Evolution of eyes, not limbs, led fish onto land

by Mary Caperton Morton
Monday, June 19, 2017

Evolutionary advances in aquatic eyesight may have led vertebrates onto land. Credit: ©Callan Bentley, 2017.

In the Middle Devonian, roughly 385 million years ago, the first vertebrates began making their way out of water. For these pioneering fish, the adaptation of fins into limbs facilitated the transition. But in a new study, researchers have found that millions of years before fully functional terrestrial limbs evolved, some fish were developing better eyesight — an evolutionary adaptation they suggest gave an advantage to fish hunting insects near the shore.

Several theories have been proposed about how and why the first vertebrates emerged from the water to live on land, nearly all focusing on the development of limbs as the major turning point. “One early theory suggested that the climate was changing and becoming drier, and that early tetrapods evolved limbs to move from one body of water to the next,” says Lars Schmitz, a paleontologist in the W.M. Keck Science Department of Claremont McKenna, Pitzer and Scripps Colleges in California and a co-author of the new study, published in Proceedings of the National Academy of Sciences.

But other scientists, including the study’s lead author, neuroscientist Malcolm MacIver of Northwestern University, have long suspected that improved eyesight may have also played an important role in the transition to land. “In the water, fish can only see about as far as their body length, giving them very little time to react to both predators and prey,” MacIver says. But above water, even typical fish eyes can see much farther. “Simply bringing the eyes above water, keeping the eyes the same size, increases the range of vision 70 times,” he says. “It’s a remarkable advantage.”

To study how improved vision may have lured fish out of the water eyes-first, MacIver, Schmitz and their colleagues studied 59 taxa of extinct fish and tetrapods that spanned the timing of the vertebrate transition to land. The team looked for evidence of increasing eye size over time, measuring across the eye sockets to estimate eye size. From these measures, they found that the average orbit size in the animals nearly tripled from 13 to 36 millimeters over a 12-million-year period. During that time, the eyes of several taxa also migrated from the side of the head to the top of the head, allowing these animals see above the water while remaining submerged and hunting by stealth, similar to crocodiles.
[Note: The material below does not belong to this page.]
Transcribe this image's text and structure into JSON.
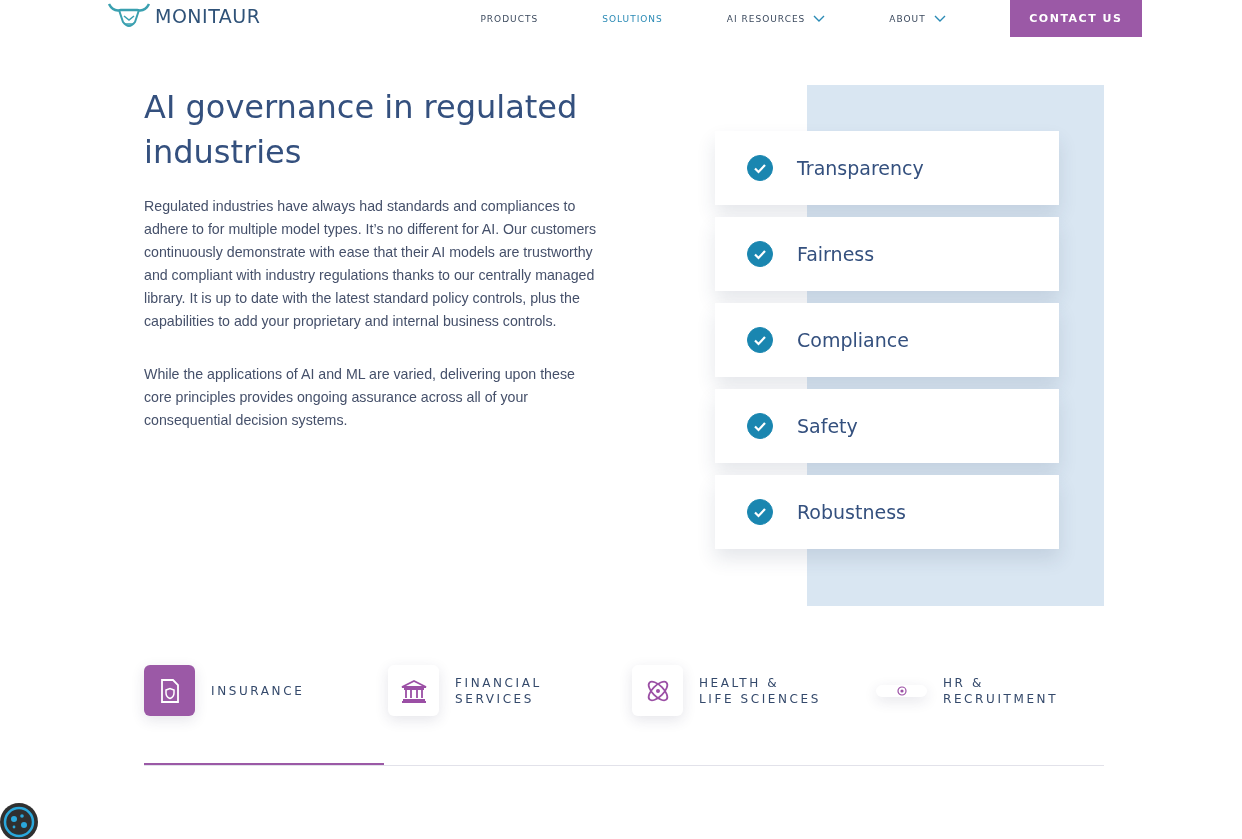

The team then combined the paleontological data with computer simulations of visual acuity in and out of the water, finding that the enlarged eyes would have increased the visual volume — the visual field the animals could monitor — a millionfold. In a third prong of the multidisciplinary study, the team used previously published phylogenetic trees to document the timing of the visual changes seen in the fossils, placing the adaptations' development well before the evolution of functional limbs. “When we ran the analysis, we found that the transition to larger eyes occurred much earlier than we expected, in Tiktaalik and other fish that were still fully aquatic,” Schmitz says. Tiktaalik roseae is a so-called “fishapod” species discovered in 2006 that has traits of both fish and tetrapods.

The fish may have been peering out of the water looking for insects or other arthropods, which emerged on land about 50 million years before the first vertebrates, MacIver says. Flying insects didn’t evolve until much later, but crawling varieties — as well as early arachnids, millipedes and centipedes — could have been tempting terrestrial meals. As fish developed better vision and eyes on the tops of their heads, they may have started hunting these critters on the shoreline, sometimes lunging onto land in pursuit of prey. Eventually, some fish developed limbs and began venturing onto land for longer forays until they became primarily terrestrial by 355 million years ago.

The trend toward larger eyes in some taxa of Devonian fish is something that paleontologists interested in the sea-to-land transition of tetrapods had noticed previously, but had not yet fully explored, says Jennifer Clack, a paleontologist at the University of Cambridge in England who was not part of the new study. “This study impresses me. They really did their homework on the paleontology side of things,” she says. The idea that eye development came before limb development “fits nicely into the tetrapod backstory.”

Better vision may also have had other implications for hunting behavior and brain development, but these are difficult to quantify using the fossil record, MacIver says. Because fish can only see up close, they can only react to predators and prey reflexively on millisecond timescales. “As you extend your sensory range, you go from only being able to react to stimuli reflexively to being able to plan your reaction, to learn and to strategize,” he says. Such changes may be reflected in the size and structure of tetrapod brains, so MacIver says the team next plans to study endocasts of tetrapod skulls, looking for evidence of neural development as these animals adapted to life on land.